I'm sorry to hear that you think the game would not be popular. It was my goal to take one of the items that people love about Slots (The HUGE max payouts and Progressives, if such could be done) and apply them to a Video Poker game.
I'm also working on a design for a Scrabble-Based slot machine. That's going to take me some time because I need to figure out some kind of free games and what that will do to the expected take. That's a really tough part. I'm not entirely sure it will have free games, but it seems (from walking around and looking at the penny machines) that people expect for there to be free games, so we'll see.
I just don't think people will like seeing a Royal Flush in Hearts/Diamonds/Clubs and what will look like a short payout. Even the sequential machines pay 800 for a non-sequential.
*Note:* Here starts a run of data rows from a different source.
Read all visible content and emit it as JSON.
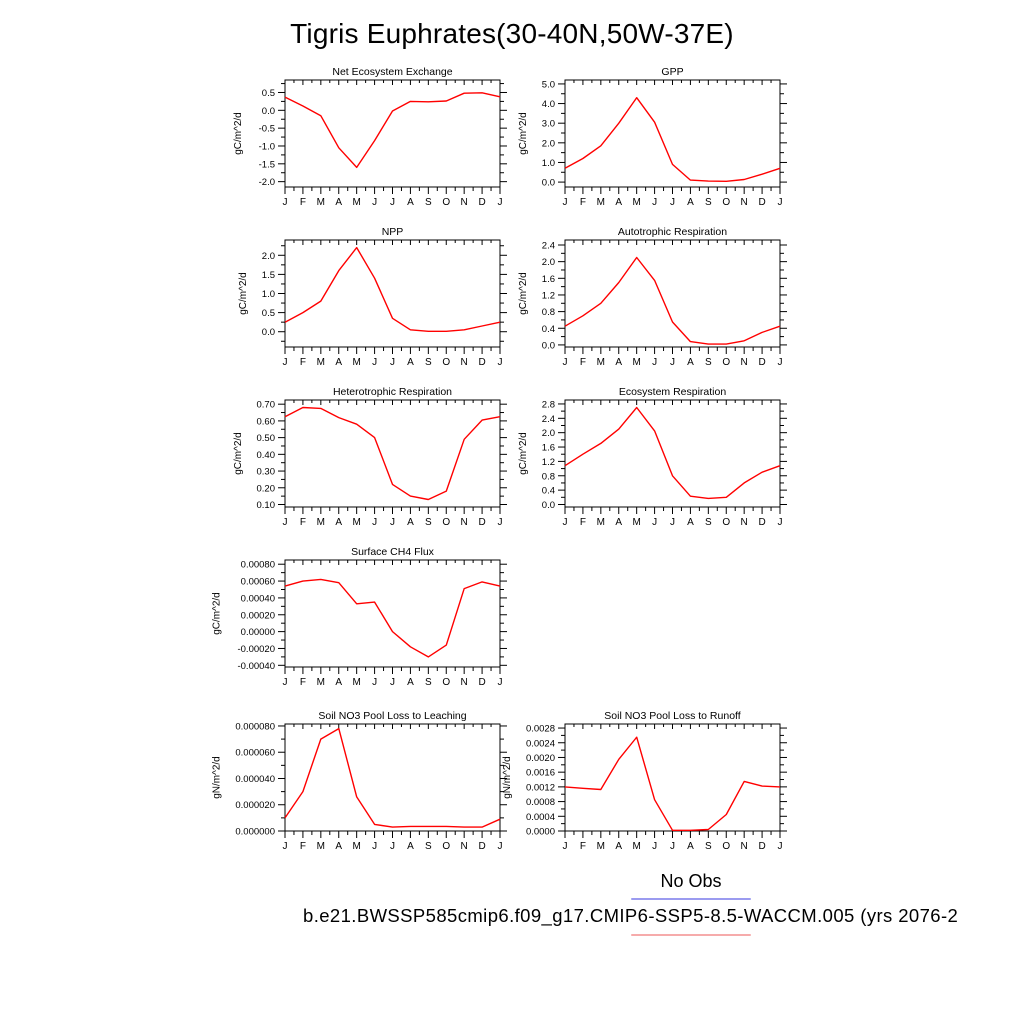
{
  "page_title": "Tigris Euphrates(30-40N,50W-37E)",
  "colors": {
    "series_line": "#ff0000",
    "axis": "#000000",
    "background": "#ffffff",
    "legend_no_obs_line": "#9b9bf0",
    "legend_model_line": "#f6abab"
  },
  "legend": {
    "position": "below",
    "no_obs_label": "No Obs",
    "model_label": "b.e21.BWSSP585cmip6.f09_g17.CMIP6-SSP5-8.5-WACCM.005 (yrs 2076-2"
  },
  "months": [
    "J",
    "F",
    "M",
    "A",
    "M",
    "J",
    "J",
    "A",
    "S",
    "O",
    "N",
    "D",
    "J"
  ],
  "chart_data": [
    {
      "id": "net-ecosystem-exchange",
      "type": "line",
      "title": "Net Ecosystem Exchange",
      "ylabel": "gC/m^2/d",
      "xlabel": "",
      "grid": false,
      "categories": [
        "J",
        "F",
        "M",
        "A",
        "M",
        "J",
        "J",
        "A",
        "S",
        "O",
        "N",
        "D",
        "J"
      ],
      "values": [
        0.37,
        0.12,
        -0.15,
        -1.05,
        -1.6,
        -0.85,
        -0.02,
        0.25,
        0.24,
        0.26,
        0.48,
        0.49,
        0.38
      ],
      "yticks": [
        0.5,
        0.0,
        -0.5,
        -1.0,
        -1.5,
        -2.0
      ],
      "ytick_labels": [
        "0.5",
        "0.0",
        "-0.5",
        "-1.0",
        "-1.5",
        "-2.0"
      ],
      "ylim": [
        -2.15,
        0.85
      ]
    },
    {
      "id": "gpp",
      "type": "line",
      "title": "GPP",
      "ylabel": "gC/m^2/d",
      "xlabel": "",
      "grid": false,
      "categories": [
        "J",
        "F",
        "M",
        "A",
        "M",
        "J",
        "J",
        "A",
        "S",
        "O",
        "N",
        "D",
        "J"
      ],
      "values": [
        0.7,
        1.2,
        1.85,
        3.0,
        4.3,
        3.05,
        0.9,
        0.1,
        0.05,
        0.04,
        0.13,
        0.4,
        0.7
      ],
      "yticks": [
        5.0,
        4.0,
        3.0,
        2.0,
        1.0,
        0.0
      ],
      "ytick_labels": [
        "5.0",
        "4.0",
        "3.0",
        "2.0",
        "1.0",
        "0.0"
      ],
      "ylim": [
        -0.25,
        5.2
      ]
    },
    {
      "id": "npp",
      "type": "line",
      "title": "NPP",
      "ylabel": "gC/m^2/d",
      "xlabel": "",
      "grid": false,
      "categories": [
        "J",
        "F",
        "M",
        "A",
        "M",
        "J",
        "J",
        "A",
        "S",
        "O",
        "N",
        "D",
        "J"
      ],
      "values": [
        0.25,
        0.5,
        0.8,
        1.6,
        2.2,
        1.4,
        0.35,
        0.05,
        0.01,
        0.01,
        0.05,
        0.15,
        0.25
      ],
      "yticks": [
        2.0,
        1.5,
        1.0,
        0.5,
        0.0
      ],
      "ytick_labels": [
        "2.0",
        "1.5",
        "1.0",
        "0.5",
        "0.0"
      ],
      "ylim": [
        -0.4,
        2.4
      ]
    },
    {
      "id": "autotrophic-respiration",
      "type": "line",
      "title": "Autotrophic Respiration",
      "ylabel": "gC/m^2/d",
      "xlabel": "",
      "grid": false,
      "categories": [
        "J",
        "F",
        "M",
        "A",
        "M",
        "J",
        "J",
        "A",
        "S",
        "O",
        "N",
        "D",
        "J"
      ],
      "values": [
        0.45,
        0.7,
        1.0,
        1.5,
        2.1,
        1.55,
        0.55,
        0.08,
        0.02,
        0.02,
        0.1,
        0.3,
        0.45
      ],
      "yticks": [
        2.4,
        2.0,
        1.6,
        1.2,
        0.8,
        0.4,
        0.0
      ],
      "ytick_labels": [
        "2.4",
        "2.0",
        "1.6",
        "1.2",
        "0.8",
        "0.4",
        "0.0"
      ],
      "ylim": [
        -0.05,
        2.52
      ]
    },
    {
      "id": "heterotrophic-respiration",
      "type": "line",
      "title": "Heterotrophic Respiration",
      "ylabel": "gC/m^2/d",
      "xlabel": "",
      "grid": false,
      "categories": [
        "J",
        "F",
        "M",
        "A",
        "M",
        "J",
        "J",
        "A",
        "S",
        "O",
        "N",
        "D",
        "J"
      ],
      "values": [
        0.625,
        0.68,
        0.675,
        0.62,
        0.58,
        0.5,
        0.22,
        0.15,
        0.13,
        0.18,
        0.49,
        0.605,
        0.625
      ],
      "yticks": [
        0.7,
        0.6,
        0.5,
        0.4,
        0.3,
        0.2,
        0.1
      ],
      "ytick_labels": [
        "0.70",
        "0.60",
        "0.50",
        "0.40",
        "0.30",
        "0.20",
        "0.10"
      ],
      "ylim": [
        0.085,
        0.725
      ]
    },
    {
      "id": "ecosystem-respiration",
      "type": "line",
      "title": "Ecosystem Respiration",
      "ylabel": "gC/m^2/d",
      "xlabel": "",
      "grid": false,
      "categories": [
        "J",
        "F",
        "M",
        "A",
        "M",
        "J",
        "J",
        "A",
        "S",
        "O",
        "N",
        "D",
        "J"
      ],
      "values": [
        1.08,
        1.4,
        1.7,
        2.1,
        2.7,
        2.05,
        0.8,
        0.23,
        0.17,
        0.2,
        0.6,
        0.9,
        1.08
      ],
      "yticks": [
        2.8,
        2.4,
        2.0,
        1.6,
        1.2,
        0.8,
        0.4,
        0.0
      ],
      "ytick_labels": [
        "2.8",
        "2.4",
        "2.0",
        "1.6",
        "1.2",
        "0.8",
        "0.4",
        "0.0"
      ],
      "ylim": [
        -0.07,
        2.91
      ]
    },
    {
      "id": "surface-ch4-flux",
      "type": "line",
      "title": "Surface CH4 Flux",
      "ylabel": "gC/m^2/d",
      "xlabel": "",
      "grid": false,
      "categories": [
        "J",
        "F",
        "M",
        "A",
        "M",
        "J",
        "J",
        "A",
        "S",
        "O",
        "N",
        "D",
        "J"
      ],
      "values": [
        0.00054,
        0.0006,
        0.00062,
        0.00058,
        0.00033,
        0.00035,
        0.0,
        -0.00018,
        -0.0003,
        -0.00016,
        0.00051,
        0.00059,
        0.00054
      ],
      "yticks": [
        0.0008,
        0.0006,
        0.0004,
        0.0002,
        0.0,
        -0.0002,
        -0.0004
      ],
      "ytick_labels": [
        "0.00080",
        "0.00060",
        "0.00040",
        "0.00020",
        "0.00000",
        "-0.00020",
        "-0.00040"
      ],
      "ylim": [
        -0.00042,
        0.00085
      ]
    },
    {
      "id": "soil-no3-loss-leaching",
      "type": "line",
      "title": "Soil NO3 Pool Loss to Leaching",
      "ylabel": "gN/m^2/d",
      "xlabel": "",
      "grid": false,
      "categories": [
        "J",
        "F",
        "M",
        "A",
        "M",
        "J",
        "J",
        "A",
        "S",
        "O",
        "N",
        "D",
        "J"
      ],
      "values": [
        1e-05,
        3e-05,
        7e-05,
        7.8e-05,
        2.6e-05,
        5e-06,
        3e-06,
        3.5e-06,
        3.5e-06,
        3.5e-06,
        3e-06,
        3e-06,
        9e-06
      ],
      "yticks": [
        8e-05,
        6e-05,
        4e-05,
        2e-05,
        0.0
      ],
      "ytick_labels": [
        "0.000080",
        "0.000060",
        "0.000040",
        "0.000020",
        "0.000000"
      ],
      "ylim": [
        0,
        8.15e-05
      ]
    },
    {
      "id": "soil-no3-loss-runoff",
      "type": "line",
      "title": "Soil NO3 Pool Loss to Runoff",
      "ylabel": "gN/m^2/d",
      "xlabel": "",
      "grid": false,
      "categories": [
        "J",
        "F",
        "M",
        "A",
        "M",
        "J",
        "J",
        "A",
        "S",
        "O",
        "N",
        "D",
        "J"
      ],
      "values": [
        0.0012,
        0.00116,
        0.00113,
        0.00195,
        0.00255,
        0.00085,
        2e-05,
        2e-05,
        4e-05,
        0.00045,
        0.00135,
        0.00122,
        0.0012
      ],
      "yticks": [
        0.0028,
        0.0024,
        0.002,
        0.0016,
        0.0012,
        0.0008,
        0.0004,
        0.0
      ],
      "ytick_labels": [
        "0.0028",
        "0.0024",
        "0.0020",
        "0.0016",
        "0.0012",
        "0.0008",
        "0.0004",
        "0.0000"
      ],
      "ylim": [
        0,
        0.00291
      ]
    }
  ]
}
Quote: QuadDeucesSeems wires were crossed. I was talking about strategy changes, not changes to the overall payout.
I just don't think people will like seeing a Royal Flush in Hearts/Diamonds/Clubs and what will look like a short payout. Even the sequential machines pay 800 for a non-sequential.
I meant that I had covered that change with:
Quote: MyselfI think the only thing this really affects is a FH-Type play that you would never make in the first place. In the hand of Qd, Qh, 3d, 3h, x (or an equivalent hand) you would do well to hold the two 3's as opposed to the two Q's. After that, given that you are holding a pair, the odds are unaffected from that point on. They're unaffected either way because either way you would hold a pair (and it would not matter which), but instinctually you'd probably hold the Q's despite the fact that it is immaterial.
I understand what you mean about the other Naturals. I think that is somewhat offset by the fact that you can have a hand where you keep 2-3 WildCards only (or even one Wild, for that matter) and you still have a shot at the Jackpot. You cannot achieve the Jackpot while keeping a WildCard in Deuces Wild because then you would not have a Natural Royal Flush. The jackpot here demands a Natural in Spades, cards that you would keep anyway. I think your average player might think that makes the Jackpot somehow more likely.